‘You’ Season 4 Part 2 review: The latest instalment of this psychological thriller is unimaginative with its plot points
Ludicrous doesn’t begin describing part 2 of season 4 You, who remains wholeheartedly on the side of absurd fun. The show chronicles the experiences of part serial killer, part book lover, and utterly sardonic Joe Goldberg (Penn Badgley), who has left the United States to carve out a bloody swath through England’s green and pleasant country. Now a professor of English literature, Jonathan Moore, Joe is deep in the toxic world of London’s swanky set.
You season 4 part 2 review
Consequences: 5
Duration: 46 – 52 minutes
Creator: Greg Berlanti, Sera Gamble
Pour: Penn Badgley, Tati Gabrielle, Charlotte Ritchie, Tilly Keeper, Amy-Leigh Hickman, Ed Speleers, Lukas Gage, Greg Kinnear, Brad Alexander
Action: Still in London, Joe is in a race against time to clear his head and his name
Joe has feelings for gallery owner Kate (Charlotte Ritchie), who, while reciprocating Joe’s feelings for her, also desperately wants to get away from her very wealthy and terribly controlling father, Tom Lockwood (Greg Kinnear).
Kate’s friends, who haven’t fallen prey to a serial killer nicknamed the “Eat-the-Rich” killers, are the quintessential bad gang. There’s the sweetly wacky Lady Phoebe (Tilly Keeper) whose dissolute American boyfriend Adam (Lukas Gage) is only interested in her money to fund his uniformly lunatic schemes.
Poor little rich boy Rhys (Ed Speleers), whose memoir provided the perfect platform to launch his political career, and many others sail by in a cloud of glitter and privilege.
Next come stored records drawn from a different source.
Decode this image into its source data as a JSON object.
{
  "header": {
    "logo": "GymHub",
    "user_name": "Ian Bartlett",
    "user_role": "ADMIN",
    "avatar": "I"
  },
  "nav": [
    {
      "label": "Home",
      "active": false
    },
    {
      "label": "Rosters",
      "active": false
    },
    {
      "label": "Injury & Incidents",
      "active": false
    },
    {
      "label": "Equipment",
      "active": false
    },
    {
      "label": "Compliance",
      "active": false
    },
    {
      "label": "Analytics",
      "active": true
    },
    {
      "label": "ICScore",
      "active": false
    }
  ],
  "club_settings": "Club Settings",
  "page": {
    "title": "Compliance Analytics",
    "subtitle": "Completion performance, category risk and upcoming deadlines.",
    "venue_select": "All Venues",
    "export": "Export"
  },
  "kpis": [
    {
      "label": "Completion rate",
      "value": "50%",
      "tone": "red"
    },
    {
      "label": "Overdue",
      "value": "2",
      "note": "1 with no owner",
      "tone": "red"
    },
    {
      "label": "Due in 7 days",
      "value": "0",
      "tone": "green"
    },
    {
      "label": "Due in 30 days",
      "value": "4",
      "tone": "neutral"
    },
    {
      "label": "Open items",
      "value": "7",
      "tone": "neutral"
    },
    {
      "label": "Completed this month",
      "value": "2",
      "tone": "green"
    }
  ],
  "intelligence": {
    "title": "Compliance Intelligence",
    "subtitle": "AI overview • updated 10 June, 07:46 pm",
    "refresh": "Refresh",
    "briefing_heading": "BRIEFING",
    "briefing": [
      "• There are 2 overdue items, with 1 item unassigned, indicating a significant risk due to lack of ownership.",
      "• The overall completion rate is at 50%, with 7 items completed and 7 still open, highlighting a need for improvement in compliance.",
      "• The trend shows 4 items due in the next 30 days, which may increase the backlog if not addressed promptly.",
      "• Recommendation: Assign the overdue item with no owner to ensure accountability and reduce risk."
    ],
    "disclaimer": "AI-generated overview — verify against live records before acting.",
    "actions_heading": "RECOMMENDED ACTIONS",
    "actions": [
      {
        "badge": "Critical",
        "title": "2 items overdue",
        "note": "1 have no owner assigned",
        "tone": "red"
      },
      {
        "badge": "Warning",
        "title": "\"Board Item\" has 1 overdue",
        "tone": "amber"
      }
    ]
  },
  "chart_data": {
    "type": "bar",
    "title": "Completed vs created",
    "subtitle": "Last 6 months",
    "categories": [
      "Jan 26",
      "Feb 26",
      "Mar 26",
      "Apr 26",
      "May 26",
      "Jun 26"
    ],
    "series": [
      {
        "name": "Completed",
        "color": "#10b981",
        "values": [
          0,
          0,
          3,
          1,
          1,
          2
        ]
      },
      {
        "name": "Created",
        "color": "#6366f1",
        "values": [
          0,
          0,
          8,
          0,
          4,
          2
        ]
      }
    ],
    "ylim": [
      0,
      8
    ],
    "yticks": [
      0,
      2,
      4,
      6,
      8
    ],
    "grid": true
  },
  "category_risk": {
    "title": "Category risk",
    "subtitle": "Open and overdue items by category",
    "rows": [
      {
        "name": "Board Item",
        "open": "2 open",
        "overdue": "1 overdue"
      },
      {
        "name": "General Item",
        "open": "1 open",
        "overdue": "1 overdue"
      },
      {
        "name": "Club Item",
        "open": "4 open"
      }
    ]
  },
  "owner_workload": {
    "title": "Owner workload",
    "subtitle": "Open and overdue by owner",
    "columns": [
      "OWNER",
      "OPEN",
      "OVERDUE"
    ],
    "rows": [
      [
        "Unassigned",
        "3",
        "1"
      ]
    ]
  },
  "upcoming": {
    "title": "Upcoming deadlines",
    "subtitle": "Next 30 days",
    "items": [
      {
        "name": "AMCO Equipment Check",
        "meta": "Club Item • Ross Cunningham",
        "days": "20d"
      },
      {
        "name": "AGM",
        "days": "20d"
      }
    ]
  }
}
Paparazzi photographer Dawn (Alison Pargeter) has developed an unhealthy obsession with Lady Phoebe.
On the other side of the poverty line is Nadiya (Amy-Leigh Hickman), Joe’s student, who leads her inner Hercule Poirot to uncover the identity of the killer who eats the rich – so named because of her fondness for the victims’ body parts. Nadiya realizes that her argument with her classmate Edward (Brad Alexander) is actually love and co-opts him as her Watson and ketamine supplier.
Joe is plagued by mysterious messages to wreak much murderous havoc, and he finds that the only way out is to uncover his secret adversary. He is also plagued by visions/dreams/nightmares of former loves such as Marienne (Tati Gabrielle), Beck (Elizabeth Lail) and Love (Victoria Pedretti).
The inner monologue, knowing jokes, literal attributions, sudden violent deaths, shallow graves in the middle of nowhere, bone saws, drugs, sex and power games are all there, but four seasons and 40 episodes later it’s all a bit thin. While not exactly a slog (episodes move smoothly enough), You starts to feel like more of the same.
After drastically moving away from the Caroline Kepnes novels on which the series is based, You urgently needs to find new territory to cover. Badgley’s comments on a new direction for the show, like Joe’s beard-and-baseball-cap disguise, are flattering only to deceive.